Dive Brief:
- Energy stakeholders are split over California’s inclusion of fossil fuel resources in a proposed 11.5 GW procurement package intended to ensure grid reliability after the Diablo Canyon nuclear plant and a suite of natural gas plants are shuttered toward the middle of the decade.
- During an all-party meeting at the California Public Utilities Commission (CPUC) on Thursday, environmental groups maintained that modeling has not indicated a need for additional fossil fuel resources in the state. But a representative from the California Independent System Operator (CAISO) said the state needs to strike "a delicate balance."

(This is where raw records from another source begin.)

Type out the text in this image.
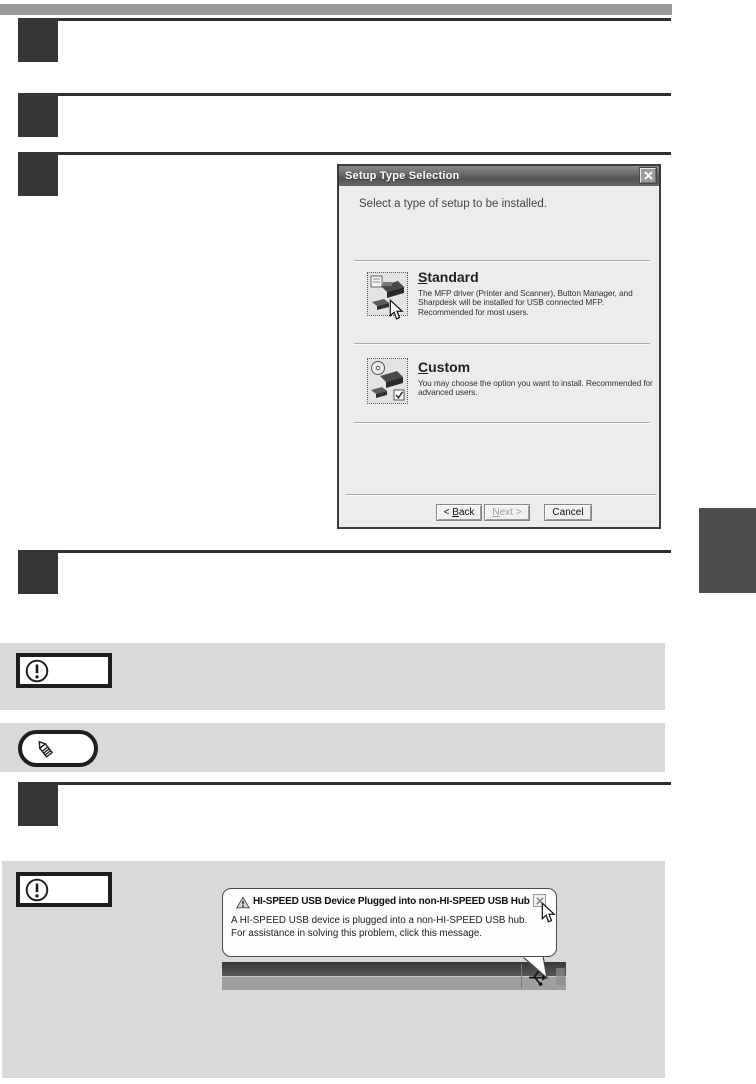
Setup Type Selection
Select a type of setup to be installed.
Standard
The MFP driver (Printer and Scanner), Button Manager, and
Sharpdesk will be installed for USB connected MFP.
Recommended for most users.
Custom
You may choose the option you want to install. Recommended for
advanced users.
< Back	Next >	Cancel
HI-SPEED USB Device Plugged into non-HI-SPEED USB Hub
A HI-SPEED USB device is plugged into a non-HI-SPEED USB hub.
For assistance in solving this problem, click this message.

- "We can’t overemphasize enough the need for procurement to be authorized and get underway," said Neil Millar, CAISO vice president of transmission planning and infrastructure development. While the large procurement package would be challenging to implement, "it must be accomplished, and the heavy lifting can only begin once the procurement has been authorized."
Dive Insight:
The debate over mid-term reliability comes as California grapples with excessive heat warnings this week. CAISO issued flex alerts — a call for consumers to reduce their electricity use — on Thursday and Friday, during the evening hours when solar is ramping down. The grid operator has a few things going in its favor this week, it said in a Thursday update: more system capacity, as well as market and policy changes implemented since the blackouts that occurred last August. But "conditions on a power grid can change quickly and we can’t rule out an unexpected event triggering a Flex Alert," it added.
Taking a longer term view, the CPUC is planning for the retirement of the 2,200 MW Diablo Canyon nuclear plant by 2025, as well as 3,700 MW of gas plants that will be going offline in the next few years. Regulators have crafted two similar proposals to replace that energy, both of which would require load-serving entities to procure 11,500 MW of resources to support the grid from 2023 through 2026. Where the proposals differ is on the amount of fossil fuels included — while one proposes between 1,000 MW and 1,500 MW of additional natural gas by 2025, the other recommends 500 MW, all of which would need to be procured by the state’s investor-owned utilities.
The inclusion of gas has concerned multiple parties, including CPUC Commissioner Martha Guzman Aceves, who noted at the meeting that neither proposal would place explicit geographic restrictions on those resources. This means they could potentially come from the L.A. Basin, conflicting with a separate commission proceeding dealing with the closure of the Aliso Canyon natural gas storage facility in that region, she noted. Guzman Aceves questioned whether the commission’s proposals should restrict fossil fuel generation in the L.A. Basin, or potentially defer the broader issue of fossil fuel procurement to later in the year.
The Union of Concerned Scientists agrees with the overall level of procurement the commission is envisioning, but does not think the proposals should include any fossil fuel requirements, said Mark Specht, senior energy analyst with the group.
"That’s because recent [integrated resource planning] analysis and modeling hasn’t shown any need for fossil fuel resource procurement. We already have tens of thousands of megawatts of gas capacity on the grid, and there’s really no evidence that we need additional insurance in the form of fossil fuel resource procurement," Specht said.
Tyson Siegele, energy analyst with the Protect Our Communities Foundation, agreed that modeling and analysis from multiple sources, as well as the results of real-world solicitations, have determined that California only needs to procure additional renewable energy and storage going forward.
"The overwhelming evidence in this proceeding shows that renewable energy paired with storage has become cheaper, cleaner and more reliable than gas-fired generation," Siegele said.
New fossil fuels come with a 20 to 30-year commitment to that operating facility, Gregg Morris, director of the Green Power Institute, said. If regulators opt to go that route, he urged that they take up Guzman Aceves’ idea of doing so via a different decision down the line, and conducting a needs assessment beforehand.
Other parties, however, pushed back on these concerns. CAISO’s Millar acknowledged that there is a possibility that some of the sites that would lend themselves to additional gas-fired generation are in the L.A. Basin. At the same time, he pointed out the reliance on gas in the basin is both a local capacity, as well as system capacity issue. "The overall blend of resources is also very important to us, as we’ve seen in the past. So, the additional dispatchable resources that provide us additional flexibility in managing the system to provide service 24 hours a day, 365 days a year, would also be invaluable," he added.
The Independent Energy Producers Association, whose members include developers and operators of gas and other resource facilities, said in comments filed with the CPUC last week that gas-fired generation accounts for 0.5% of PM 2.5 and 1.3% of NOx emissions across California. As such a small source of criteria pollutants, a few hundred to a thousand or so megawatts of gas will have no discernible impact on public health, Scott Murtishaw, the association’s policy director, said.
Murtishaw also recommended that regulators eliminate a proposed five-year maximum contract limit for fossil fuel resources from one of the proposals. That time "is insufficient to recover major repowering investments, let alone the installation of new turbines or storage systems at a reasonable annual cost," he said.